The Investment trust sold a number of non-performing loans in December.
Investment trust P2P Global Investments said the value of the fund lifted in December as it focuses on “producing less volatile returns.”
It said its net asset value (NAV) rose by 0.78 per cent in the final month of the year, amounting to a total 5.2 per cent return in 2018, as the fund sold off a number of poorly performing loans, according to its December newsletter published today.
The UK-listed fund, which invests in credit assets raised from non-bank and other specialist lending, said it received cash from two sales of two non-performing loans “at a premium to carrying value”.
It added it sold a US mainstream consumer loan portfolio in the period, and began a new loan origination relationship with a real estate fintech platform in America.

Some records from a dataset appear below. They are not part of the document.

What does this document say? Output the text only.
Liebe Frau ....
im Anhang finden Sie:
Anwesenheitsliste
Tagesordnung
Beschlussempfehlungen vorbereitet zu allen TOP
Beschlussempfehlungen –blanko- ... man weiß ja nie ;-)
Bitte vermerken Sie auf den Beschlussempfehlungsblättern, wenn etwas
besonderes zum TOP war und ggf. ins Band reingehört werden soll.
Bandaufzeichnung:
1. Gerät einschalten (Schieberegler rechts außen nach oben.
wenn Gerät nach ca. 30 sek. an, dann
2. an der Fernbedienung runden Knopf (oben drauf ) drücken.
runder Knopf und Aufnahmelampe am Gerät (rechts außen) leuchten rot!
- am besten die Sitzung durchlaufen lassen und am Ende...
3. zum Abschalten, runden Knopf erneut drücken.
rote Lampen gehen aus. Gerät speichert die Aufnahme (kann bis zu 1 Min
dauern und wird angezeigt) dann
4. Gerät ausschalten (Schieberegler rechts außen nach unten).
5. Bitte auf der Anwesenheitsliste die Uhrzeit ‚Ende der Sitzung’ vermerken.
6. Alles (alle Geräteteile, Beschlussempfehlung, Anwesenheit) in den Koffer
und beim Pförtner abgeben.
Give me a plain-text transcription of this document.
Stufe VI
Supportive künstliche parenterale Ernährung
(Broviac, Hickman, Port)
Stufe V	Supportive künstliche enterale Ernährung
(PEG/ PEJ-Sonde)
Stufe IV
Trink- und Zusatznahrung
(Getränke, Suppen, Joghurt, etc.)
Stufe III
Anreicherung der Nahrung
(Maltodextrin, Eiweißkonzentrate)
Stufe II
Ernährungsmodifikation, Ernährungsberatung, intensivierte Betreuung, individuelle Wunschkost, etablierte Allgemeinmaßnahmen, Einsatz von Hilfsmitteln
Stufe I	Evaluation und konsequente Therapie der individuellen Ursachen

The fund said it had completed its annual IFRS 9 economic provisioning review, which now “reflects greater global economic uncertainty offset by improved performance in the underlying portfolio”. However, it has been forced into a “small increase” of its portfolio provisions.
The fund, launched in 2014 initially raising £200m from investors, is attempting to run-off a number of unattractive loans it acquired earlier, and is instead “investing in small ticket lending opportunities with attractive risk and reward characteristics”.
In December, the fund reduced the run-off portfolio to 16 per cent of its overall assets, from 20 per cent a month earlier.
The trust - which buys consumer, small business and real estate loans, mainly in the US, Europe and Australasia - said its net assets, excluding income, stood at £721.7m at the end of the year.
It reported an unchanged dividend of 12p for the final quarter of 2018.
Analysts at Numis said: “The fund has made significant progress in repositioning its portfolio and has seen returns pick-up in recent months, although December’s performance is includes a number of positive one-off impacts.”